Nelle insuline ‘con il cervello’ il futuro della cura del diabete?
Le ultime ricerche vanno verso un guscio intelligente che ‘sente’ la glicemia e decide quando rilasciare l’insulina
L’insulina è uno dei capisaldi della terapia del diabete. Lo è da quando è stata scoperta e introdotta in terapia negli anni ’20 e lo resta ancora oggi, anche se nella versione ‘terzo millennio’ l’insulina (o meglio i diversi tipi di insuline utilizzate ogni giorno da milioni di pazienti in tutto il mondo) ha subito modifiche radicali rispetto all’ antenata. “Nonostante i grandi progressi fatti in questo campo però – ammette il professor Stefano Del Prato, presidente della Società Italiana di Diabetologia – l’insulina ha ancora il grosso limite di dover essere somministrata attraverso iniezioni sottocutanee e in maniera un poco ‘cieca’, nel senso che non si sa quanta glicemia ci sia in giro. Quello che il nostro organismo invece riesce a fare con un incredibile grado di precisione è di produrre insulina in quantità sufficiente per controllare la glicemia, senza farla scendere troppo (cioè senza provocare crisi ipoglicemiche) e senza farla salire eccessivamente”. Per cercare di imitare il più possibile la perfezione del funzionamento del nostro organismo, si stanno studiando varie soluzioni: dal trapianto di isole pancreatiche, al pancreas artificiale. Ma si sta profilando all’orizzonte anche una terza via.
“Si tratta di una prospettiva molto affascinante, anche se ancora puramente sperimentale – commenta Del Prato – quella della cosiddetta ‘insulina intelligente’. In pratica si tratta di un’insulina ‘inglobata’, racchiusa in sostanze particolari, dei polimeri che hanno la capacità di ‘sentire’ la glicemia. Quando la glicemia si alza, i polimeri si aprono e fanno uscire l’insulina, mentre se invece la glicemia scende troppo, i polimeri lo ‘avvertono’ e si richiudono impendendo così la fuoriuscita dell’insulina e la sua entrata in circolo. Di questa insulina ‘intelligente’, sono allo studio anche delle versioni ‘per bocca’. Il vantaggio dal punto di vista terapeutico è quello di avere un’insulina che garantisca il controllo della glicemia, riducendo il rischio dell’ipoglicemia, evento non solo spiacevole per il paziente ma anche potenzialmente pericolosa.

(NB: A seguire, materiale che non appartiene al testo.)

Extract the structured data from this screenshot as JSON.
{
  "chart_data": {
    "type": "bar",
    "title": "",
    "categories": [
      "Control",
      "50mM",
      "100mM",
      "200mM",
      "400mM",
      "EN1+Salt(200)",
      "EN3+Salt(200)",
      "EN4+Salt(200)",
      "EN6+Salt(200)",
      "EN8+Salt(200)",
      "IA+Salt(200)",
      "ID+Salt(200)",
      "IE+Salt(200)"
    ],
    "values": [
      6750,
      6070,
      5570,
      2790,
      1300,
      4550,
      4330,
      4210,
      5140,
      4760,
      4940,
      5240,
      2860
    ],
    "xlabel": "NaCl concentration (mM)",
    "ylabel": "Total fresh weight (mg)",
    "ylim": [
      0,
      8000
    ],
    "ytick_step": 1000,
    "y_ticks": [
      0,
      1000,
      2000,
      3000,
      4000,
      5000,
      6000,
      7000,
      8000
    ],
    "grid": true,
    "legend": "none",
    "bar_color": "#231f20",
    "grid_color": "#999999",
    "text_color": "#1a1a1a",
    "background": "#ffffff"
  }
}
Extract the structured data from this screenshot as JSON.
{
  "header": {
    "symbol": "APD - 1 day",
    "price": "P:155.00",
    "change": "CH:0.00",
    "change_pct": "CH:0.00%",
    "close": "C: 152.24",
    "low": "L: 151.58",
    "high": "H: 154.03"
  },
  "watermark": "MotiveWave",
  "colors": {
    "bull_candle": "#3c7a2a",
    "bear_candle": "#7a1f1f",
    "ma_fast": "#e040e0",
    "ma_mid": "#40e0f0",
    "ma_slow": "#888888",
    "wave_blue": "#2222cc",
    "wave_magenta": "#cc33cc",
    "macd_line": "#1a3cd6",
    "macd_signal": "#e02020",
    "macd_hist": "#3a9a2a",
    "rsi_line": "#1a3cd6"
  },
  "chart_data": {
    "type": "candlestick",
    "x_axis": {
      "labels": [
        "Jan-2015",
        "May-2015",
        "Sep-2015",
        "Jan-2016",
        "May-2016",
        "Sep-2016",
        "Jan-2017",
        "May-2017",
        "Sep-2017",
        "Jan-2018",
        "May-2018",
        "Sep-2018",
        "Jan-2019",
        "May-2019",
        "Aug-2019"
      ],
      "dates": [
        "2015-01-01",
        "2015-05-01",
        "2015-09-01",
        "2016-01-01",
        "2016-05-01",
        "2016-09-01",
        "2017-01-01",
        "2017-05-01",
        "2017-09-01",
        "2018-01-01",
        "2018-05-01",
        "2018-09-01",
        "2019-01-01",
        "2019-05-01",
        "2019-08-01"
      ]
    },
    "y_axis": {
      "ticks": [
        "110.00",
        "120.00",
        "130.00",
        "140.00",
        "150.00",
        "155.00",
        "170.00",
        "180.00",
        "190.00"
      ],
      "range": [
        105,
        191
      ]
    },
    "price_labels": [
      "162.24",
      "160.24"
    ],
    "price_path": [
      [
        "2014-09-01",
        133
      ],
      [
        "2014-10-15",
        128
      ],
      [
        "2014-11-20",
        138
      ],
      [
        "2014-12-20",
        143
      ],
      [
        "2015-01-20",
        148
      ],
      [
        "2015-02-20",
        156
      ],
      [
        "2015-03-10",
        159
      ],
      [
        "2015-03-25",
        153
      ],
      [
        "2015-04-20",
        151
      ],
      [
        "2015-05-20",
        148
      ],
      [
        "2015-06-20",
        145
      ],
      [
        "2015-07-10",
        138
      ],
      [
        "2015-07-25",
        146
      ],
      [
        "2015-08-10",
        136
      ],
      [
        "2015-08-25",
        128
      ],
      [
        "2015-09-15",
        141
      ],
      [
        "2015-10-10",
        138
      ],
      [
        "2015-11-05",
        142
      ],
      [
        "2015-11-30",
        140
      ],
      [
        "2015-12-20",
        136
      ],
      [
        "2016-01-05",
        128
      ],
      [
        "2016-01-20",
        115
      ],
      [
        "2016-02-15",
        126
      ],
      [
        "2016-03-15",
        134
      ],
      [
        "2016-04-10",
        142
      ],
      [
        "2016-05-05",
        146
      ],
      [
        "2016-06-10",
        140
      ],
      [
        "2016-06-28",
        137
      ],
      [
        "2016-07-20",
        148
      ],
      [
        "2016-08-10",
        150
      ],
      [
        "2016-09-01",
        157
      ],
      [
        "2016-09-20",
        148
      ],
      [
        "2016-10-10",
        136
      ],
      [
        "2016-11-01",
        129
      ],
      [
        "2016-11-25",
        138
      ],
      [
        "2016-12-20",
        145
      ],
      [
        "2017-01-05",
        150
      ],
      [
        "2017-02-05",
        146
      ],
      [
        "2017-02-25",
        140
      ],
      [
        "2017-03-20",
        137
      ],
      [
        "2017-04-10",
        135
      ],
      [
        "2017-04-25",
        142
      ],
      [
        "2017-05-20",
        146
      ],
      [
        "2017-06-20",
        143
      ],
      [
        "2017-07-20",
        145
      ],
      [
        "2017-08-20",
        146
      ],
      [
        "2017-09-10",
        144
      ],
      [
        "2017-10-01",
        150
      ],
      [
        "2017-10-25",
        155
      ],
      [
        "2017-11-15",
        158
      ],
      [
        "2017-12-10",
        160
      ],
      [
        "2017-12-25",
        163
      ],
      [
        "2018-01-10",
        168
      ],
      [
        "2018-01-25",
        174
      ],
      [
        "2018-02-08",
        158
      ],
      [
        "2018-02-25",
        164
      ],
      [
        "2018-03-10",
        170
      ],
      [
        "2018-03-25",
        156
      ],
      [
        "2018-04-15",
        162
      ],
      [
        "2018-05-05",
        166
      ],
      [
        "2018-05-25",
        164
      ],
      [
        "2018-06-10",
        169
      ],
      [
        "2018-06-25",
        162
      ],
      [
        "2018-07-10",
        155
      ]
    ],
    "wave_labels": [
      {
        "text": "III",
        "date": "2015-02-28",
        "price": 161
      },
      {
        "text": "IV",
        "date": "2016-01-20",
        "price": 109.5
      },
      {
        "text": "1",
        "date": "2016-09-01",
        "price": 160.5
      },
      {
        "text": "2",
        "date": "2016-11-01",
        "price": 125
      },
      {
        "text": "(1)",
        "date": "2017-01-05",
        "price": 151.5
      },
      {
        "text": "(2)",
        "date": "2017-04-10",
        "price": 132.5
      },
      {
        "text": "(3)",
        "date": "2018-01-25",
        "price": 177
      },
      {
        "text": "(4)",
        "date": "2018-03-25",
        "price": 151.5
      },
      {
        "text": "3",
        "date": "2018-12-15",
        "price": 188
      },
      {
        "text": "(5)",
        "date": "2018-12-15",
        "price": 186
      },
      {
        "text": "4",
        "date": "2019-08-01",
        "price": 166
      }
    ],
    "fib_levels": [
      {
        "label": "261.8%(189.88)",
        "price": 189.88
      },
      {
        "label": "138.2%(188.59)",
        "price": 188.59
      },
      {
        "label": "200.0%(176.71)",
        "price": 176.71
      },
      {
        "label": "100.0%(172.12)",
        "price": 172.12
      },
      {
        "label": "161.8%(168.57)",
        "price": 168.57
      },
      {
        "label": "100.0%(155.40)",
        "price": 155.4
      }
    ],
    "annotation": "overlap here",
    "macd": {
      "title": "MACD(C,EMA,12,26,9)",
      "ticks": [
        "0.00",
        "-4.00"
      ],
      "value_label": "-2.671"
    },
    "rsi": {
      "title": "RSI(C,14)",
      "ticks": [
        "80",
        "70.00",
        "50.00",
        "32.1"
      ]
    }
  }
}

Lo stato della ricerca. La ricerca sulle insuline intelligenti è per ora arrivata agli studi sugli animali da esperimento – precisa Marco G. Baroni, professore associato di endocrinologia all’Università di Roma ‘La Sapienza’ – che hanno dato risultati molto promettenti. La durata d’azione di queste insuline sperimentali va dalle 12 ore fino a 300 giorni”. Al momento le ricerche sono condotte da gruppi scientifici indipendenti, come l’MIT di Boston nel Massachusetts e gruppi di ricerca cinesi; a questi studi sono interessate anche alcune industrie ma lo stato di queste ricerche è avvolto dal più impenetrabile segreto. Le prime ricerche sulle insuline intelligenti risalgono al 2006, ma è solo negli ultimi tre anni che si sono raggiunti risultati molto promettenti. Le insuline intelligenti di ultima generazione sfruttano le nanotecnologie e la glucosio-ossidasi, l’enzima utilizzato anche sulle strisce reattive per la lettura della glicemia da sangue capillare (quello che si ottiene con la puntura del dito). L’enzima ‘sensore di glicemia’ quando riconosce valori troppo alti, induce una modificazione del pH del sistema che fa allargare le maglie del polimero che ingloba l’insulina, permettendo all’ormone di uscire dal ‘guscio’ e di entrare in circolo dove esercita la sua azione e riporta alla norma i valori di glicemia. L’opposto accade in presenza di ipoglicemia: le maglie del guscio si stringono e l’insulina non entra in circolo. Per ora, almeno nell’animale, il sistema ha dimostrato di funzionare. Anche per molti giorni”.